Actually, I think that life has few pleasures to compare with dam-building. Give me a good broad beach with a reasonable slope and not too much seaweed, and a fair-sized stream, and I'll be happy all day, any day.

By that time the sun was well up, and I took off my jacket to lay it with my bags and binoculars. Stoutstroke dipped and bit and sliced and dug, building a huge triple-deck dam, the main section of which backed up the water in the North Burn for eighty paces; not far off the record for the position I had chosen. I used my usual metal overflow piece, which I keep hidden in the dunes near the best dam-building site, and the piece de resistance was an aqueduct bottomed with an old black plastic rubbish-bag I'd found in the driftwood. The aqueduct carried the overflow stream over three sections of a by-pass channel I'd cut from further up the dam. I built a little village downstream from the dam, complete with roads and a bridge over the remnant of the burn, and a church.

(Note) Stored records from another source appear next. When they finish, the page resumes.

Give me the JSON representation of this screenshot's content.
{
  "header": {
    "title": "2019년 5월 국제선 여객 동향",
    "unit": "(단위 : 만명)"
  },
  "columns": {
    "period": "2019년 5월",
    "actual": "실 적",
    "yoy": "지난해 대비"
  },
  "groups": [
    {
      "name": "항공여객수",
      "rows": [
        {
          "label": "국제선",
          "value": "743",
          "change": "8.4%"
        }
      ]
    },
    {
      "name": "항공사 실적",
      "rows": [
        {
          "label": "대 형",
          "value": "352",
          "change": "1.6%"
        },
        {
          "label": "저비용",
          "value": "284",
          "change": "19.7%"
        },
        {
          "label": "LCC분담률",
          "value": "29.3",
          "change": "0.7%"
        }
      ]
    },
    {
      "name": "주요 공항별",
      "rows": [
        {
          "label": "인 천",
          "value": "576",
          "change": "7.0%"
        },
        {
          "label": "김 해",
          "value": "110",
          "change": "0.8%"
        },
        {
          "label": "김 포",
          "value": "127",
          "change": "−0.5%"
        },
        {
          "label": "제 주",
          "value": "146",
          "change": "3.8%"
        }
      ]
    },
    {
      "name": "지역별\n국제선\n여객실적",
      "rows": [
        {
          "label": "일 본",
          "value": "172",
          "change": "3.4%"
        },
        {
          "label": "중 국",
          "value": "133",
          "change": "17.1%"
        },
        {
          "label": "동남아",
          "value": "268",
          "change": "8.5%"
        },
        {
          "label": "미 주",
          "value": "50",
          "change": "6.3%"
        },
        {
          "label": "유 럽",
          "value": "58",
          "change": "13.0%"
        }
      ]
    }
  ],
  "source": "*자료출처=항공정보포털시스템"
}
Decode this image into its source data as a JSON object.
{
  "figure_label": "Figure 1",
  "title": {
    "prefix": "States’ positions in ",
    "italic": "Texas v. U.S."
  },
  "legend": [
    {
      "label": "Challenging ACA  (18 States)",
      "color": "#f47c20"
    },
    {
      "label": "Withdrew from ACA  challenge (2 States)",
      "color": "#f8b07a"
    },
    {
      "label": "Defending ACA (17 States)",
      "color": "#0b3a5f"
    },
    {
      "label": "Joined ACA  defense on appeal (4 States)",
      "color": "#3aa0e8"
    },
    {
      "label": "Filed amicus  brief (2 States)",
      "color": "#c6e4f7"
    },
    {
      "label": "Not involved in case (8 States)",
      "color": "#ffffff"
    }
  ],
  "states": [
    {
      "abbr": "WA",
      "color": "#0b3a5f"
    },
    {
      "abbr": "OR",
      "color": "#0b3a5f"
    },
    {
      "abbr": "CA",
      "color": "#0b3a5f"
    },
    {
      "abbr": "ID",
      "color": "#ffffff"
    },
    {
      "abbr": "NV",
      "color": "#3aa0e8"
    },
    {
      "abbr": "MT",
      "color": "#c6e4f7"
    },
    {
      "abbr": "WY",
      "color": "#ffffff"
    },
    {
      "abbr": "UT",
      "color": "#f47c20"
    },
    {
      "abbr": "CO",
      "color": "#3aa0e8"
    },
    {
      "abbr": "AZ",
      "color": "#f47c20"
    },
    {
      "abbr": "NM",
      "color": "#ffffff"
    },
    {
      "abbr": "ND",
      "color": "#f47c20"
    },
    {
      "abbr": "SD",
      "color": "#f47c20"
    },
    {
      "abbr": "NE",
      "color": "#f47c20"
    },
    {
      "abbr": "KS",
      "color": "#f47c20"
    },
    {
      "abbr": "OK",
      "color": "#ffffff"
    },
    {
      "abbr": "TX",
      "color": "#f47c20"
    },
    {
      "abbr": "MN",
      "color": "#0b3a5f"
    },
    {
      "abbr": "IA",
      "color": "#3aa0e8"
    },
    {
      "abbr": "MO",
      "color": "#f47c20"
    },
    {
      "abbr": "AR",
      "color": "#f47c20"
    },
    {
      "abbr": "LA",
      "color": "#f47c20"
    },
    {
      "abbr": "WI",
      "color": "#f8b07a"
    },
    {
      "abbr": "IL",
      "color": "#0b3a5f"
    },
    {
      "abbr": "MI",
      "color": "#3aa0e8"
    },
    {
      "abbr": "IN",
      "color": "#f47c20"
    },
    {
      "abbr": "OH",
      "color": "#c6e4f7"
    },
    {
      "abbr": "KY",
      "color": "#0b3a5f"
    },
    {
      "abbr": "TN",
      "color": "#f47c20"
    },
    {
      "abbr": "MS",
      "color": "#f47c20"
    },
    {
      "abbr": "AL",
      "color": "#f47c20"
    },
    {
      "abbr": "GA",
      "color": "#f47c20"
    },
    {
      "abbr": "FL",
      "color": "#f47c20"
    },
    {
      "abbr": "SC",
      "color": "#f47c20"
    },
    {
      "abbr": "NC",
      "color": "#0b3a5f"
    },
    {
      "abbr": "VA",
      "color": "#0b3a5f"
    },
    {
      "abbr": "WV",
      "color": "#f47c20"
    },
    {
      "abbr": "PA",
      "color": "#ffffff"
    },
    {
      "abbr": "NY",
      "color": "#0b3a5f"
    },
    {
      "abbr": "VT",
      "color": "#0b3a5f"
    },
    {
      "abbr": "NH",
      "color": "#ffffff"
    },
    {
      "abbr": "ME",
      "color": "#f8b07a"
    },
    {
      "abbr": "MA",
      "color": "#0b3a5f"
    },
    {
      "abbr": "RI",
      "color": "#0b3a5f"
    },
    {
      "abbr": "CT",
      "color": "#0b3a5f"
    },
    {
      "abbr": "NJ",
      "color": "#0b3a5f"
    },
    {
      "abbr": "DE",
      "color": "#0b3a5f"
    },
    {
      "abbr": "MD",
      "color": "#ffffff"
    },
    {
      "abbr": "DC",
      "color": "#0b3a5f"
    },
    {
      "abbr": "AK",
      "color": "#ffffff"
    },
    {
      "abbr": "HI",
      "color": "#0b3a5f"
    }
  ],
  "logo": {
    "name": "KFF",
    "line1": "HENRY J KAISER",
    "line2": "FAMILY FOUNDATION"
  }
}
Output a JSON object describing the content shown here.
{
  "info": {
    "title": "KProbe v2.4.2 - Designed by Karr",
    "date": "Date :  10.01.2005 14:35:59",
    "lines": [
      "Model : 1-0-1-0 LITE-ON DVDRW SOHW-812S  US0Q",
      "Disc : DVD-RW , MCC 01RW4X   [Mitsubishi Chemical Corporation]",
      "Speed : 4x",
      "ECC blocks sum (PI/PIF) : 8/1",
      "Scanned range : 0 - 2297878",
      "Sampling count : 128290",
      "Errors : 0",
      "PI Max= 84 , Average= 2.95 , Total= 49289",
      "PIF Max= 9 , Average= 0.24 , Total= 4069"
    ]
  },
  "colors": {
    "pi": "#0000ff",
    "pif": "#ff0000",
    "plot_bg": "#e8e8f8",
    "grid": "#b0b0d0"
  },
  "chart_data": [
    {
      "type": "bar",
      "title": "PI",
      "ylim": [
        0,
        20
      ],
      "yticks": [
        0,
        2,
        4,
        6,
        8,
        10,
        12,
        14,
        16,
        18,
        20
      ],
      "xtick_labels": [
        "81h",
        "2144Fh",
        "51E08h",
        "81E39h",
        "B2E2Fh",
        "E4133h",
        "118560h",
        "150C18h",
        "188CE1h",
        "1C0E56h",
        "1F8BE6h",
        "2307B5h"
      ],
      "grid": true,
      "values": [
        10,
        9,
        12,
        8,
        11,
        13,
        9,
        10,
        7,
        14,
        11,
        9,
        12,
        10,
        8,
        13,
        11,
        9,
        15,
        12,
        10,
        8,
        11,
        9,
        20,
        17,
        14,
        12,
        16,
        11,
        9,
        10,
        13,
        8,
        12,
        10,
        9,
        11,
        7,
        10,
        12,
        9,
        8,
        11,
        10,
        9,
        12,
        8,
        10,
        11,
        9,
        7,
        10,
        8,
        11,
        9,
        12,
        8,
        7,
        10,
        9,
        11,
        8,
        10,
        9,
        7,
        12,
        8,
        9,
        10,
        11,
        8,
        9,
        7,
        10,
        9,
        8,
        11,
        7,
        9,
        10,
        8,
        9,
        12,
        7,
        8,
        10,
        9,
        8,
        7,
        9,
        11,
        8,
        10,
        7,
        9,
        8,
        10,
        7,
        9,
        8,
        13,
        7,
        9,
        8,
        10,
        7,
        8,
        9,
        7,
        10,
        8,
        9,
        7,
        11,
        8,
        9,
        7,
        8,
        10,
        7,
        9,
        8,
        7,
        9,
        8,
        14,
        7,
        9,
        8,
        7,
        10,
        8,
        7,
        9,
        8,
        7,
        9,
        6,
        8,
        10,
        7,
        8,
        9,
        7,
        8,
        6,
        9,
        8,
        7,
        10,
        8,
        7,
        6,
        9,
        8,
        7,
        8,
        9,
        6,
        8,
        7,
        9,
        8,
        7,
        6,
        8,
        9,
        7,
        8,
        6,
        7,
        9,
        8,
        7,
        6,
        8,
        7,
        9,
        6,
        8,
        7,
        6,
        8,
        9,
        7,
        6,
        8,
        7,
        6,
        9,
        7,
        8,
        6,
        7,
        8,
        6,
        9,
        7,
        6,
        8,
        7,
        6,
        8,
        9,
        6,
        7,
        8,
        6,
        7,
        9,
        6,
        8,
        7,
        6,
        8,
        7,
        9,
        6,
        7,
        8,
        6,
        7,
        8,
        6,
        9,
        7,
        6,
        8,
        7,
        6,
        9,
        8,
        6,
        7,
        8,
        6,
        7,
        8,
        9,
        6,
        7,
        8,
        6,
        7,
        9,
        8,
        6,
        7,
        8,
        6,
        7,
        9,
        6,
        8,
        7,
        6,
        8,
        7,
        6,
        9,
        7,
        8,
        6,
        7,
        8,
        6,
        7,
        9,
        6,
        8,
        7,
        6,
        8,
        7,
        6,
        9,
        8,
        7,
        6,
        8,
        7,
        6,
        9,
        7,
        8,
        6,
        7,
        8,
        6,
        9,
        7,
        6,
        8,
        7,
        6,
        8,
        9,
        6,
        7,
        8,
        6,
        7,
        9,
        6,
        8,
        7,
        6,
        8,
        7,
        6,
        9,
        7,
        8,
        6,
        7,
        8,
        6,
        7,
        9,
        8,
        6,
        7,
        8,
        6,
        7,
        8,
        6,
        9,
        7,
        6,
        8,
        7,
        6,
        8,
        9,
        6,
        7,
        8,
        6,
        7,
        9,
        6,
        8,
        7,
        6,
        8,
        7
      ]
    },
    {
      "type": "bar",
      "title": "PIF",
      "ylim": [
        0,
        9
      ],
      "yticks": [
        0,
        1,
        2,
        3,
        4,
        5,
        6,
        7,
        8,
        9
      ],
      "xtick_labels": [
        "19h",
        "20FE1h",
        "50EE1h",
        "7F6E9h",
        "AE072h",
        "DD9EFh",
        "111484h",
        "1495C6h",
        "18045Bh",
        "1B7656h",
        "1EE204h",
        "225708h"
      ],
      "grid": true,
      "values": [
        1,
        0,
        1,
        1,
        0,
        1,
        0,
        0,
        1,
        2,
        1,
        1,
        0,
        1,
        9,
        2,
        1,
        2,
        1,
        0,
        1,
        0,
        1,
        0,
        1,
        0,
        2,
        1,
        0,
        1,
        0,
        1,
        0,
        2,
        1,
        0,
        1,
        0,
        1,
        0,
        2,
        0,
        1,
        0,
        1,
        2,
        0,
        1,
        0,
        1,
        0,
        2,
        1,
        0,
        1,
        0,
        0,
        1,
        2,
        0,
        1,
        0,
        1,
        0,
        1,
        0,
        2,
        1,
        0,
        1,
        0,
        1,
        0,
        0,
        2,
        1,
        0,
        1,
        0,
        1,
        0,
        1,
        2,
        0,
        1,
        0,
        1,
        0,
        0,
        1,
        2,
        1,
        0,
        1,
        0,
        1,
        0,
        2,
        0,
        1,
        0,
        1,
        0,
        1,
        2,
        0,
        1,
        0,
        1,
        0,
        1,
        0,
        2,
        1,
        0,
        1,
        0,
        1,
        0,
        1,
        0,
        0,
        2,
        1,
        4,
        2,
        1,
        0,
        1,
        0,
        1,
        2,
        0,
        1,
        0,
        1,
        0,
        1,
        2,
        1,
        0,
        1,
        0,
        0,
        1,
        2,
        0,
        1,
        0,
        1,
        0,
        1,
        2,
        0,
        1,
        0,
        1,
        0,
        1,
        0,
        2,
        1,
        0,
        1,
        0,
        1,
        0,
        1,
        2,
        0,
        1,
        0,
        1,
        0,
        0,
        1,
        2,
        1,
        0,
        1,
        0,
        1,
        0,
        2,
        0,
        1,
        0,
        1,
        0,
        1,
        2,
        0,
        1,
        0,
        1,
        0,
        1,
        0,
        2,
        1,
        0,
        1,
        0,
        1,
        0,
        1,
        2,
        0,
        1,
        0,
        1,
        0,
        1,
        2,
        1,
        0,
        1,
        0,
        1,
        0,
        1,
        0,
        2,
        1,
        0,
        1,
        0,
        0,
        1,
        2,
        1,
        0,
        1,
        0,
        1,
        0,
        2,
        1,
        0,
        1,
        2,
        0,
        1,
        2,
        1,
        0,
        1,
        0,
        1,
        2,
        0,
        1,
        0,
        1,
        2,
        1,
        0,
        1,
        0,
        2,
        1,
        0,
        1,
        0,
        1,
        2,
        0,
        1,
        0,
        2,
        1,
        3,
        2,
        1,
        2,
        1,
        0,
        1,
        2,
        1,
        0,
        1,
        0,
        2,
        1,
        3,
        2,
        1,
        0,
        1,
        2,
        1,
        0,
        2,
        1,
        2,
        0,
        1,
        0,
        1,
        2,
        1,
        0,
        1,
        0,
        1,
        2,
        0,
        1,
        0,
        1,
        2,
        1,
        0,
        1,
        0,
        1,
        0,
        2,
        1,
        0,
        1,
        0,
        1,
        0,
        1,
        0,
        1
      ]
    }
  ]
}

Bursting a good big dam, or even just letting it overflow, is almost as satisfying as planning and building it in the first place. I used little shells to represent the people in the town, as usual. Also as usual, none of the shells survived the flood when the dam burst; they all sank, which meant that everybody died.

By that time I was very hungry, my arms were getting sore and my hands were red with gripping the spade and digging into the sand by themselves. I watched the first flood of water race down to the sea, muddy and littered, then turned to head for home.